In an interview with Broadly, Michos explains that you can curb the risk of developing cardiovascular disease if you manage to reach middle age without developing any of the associated risk factors; this is something one can accomplish simply by maintaining healthy levels of cholesterol and normal blood pressure. Women who are able to do this have "substantially lower lifetime risks of subsequent cardiovascular disease and markedly longer survival compared to women who already have developed one or more risk factors by age of 45," Michos says.

It's good to move throughout the day. Michos likes to say that "sitting is the new smoking," because of the ill effects of a sedentary life. This can be countered by standing up from your desk every once in awhile. But moderate intensity exercises are most helpful. "Moderate-intensity activities include brisk walking, recreational swimming and cycling, moderate yard work and housework, and dancing, and may be much more accessible to initiate," Chomistek says. "Brisk walking in particular has a low-rate of musculoskeletal injury and no known excess risk of severe cardiac events; it is an activity that can be initiated by almost all sedentary adults."

Callie told me that she fills her kiddie-pool by hand with buckets of water every weekend. "I can't figure out to work the hose," she says. To her, this is an intensive exercise.

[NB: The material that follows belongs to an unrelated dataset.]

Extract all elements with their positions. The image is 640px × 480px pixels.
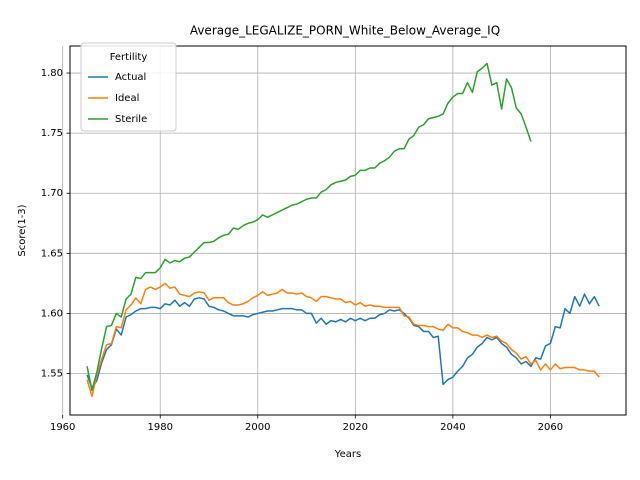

It certainly seems as if it should qualify at least as "moderate yard and housework." Michos says that you're ideally going to have at least 150 minutes of moderate physical activity per week, and though Callie told me it takes her on average 25 buckets of water to fill her kiddie-pool, I doubt it takes more than half an hour at most.

Michos says that some women may be anti-exercise because of the way that athleticism and physical activity have been marketed to men as an aspect of masculinity. "Young girls [were] given the message not to get sweaty and [to] 'play house,'" Michos says. "We have made progress in society in promoting activity to children and young adults of both genders, but it is not enough yet, we still need to encourage girls and young women that they can be as active as—or even more active than—boys and young men the same age."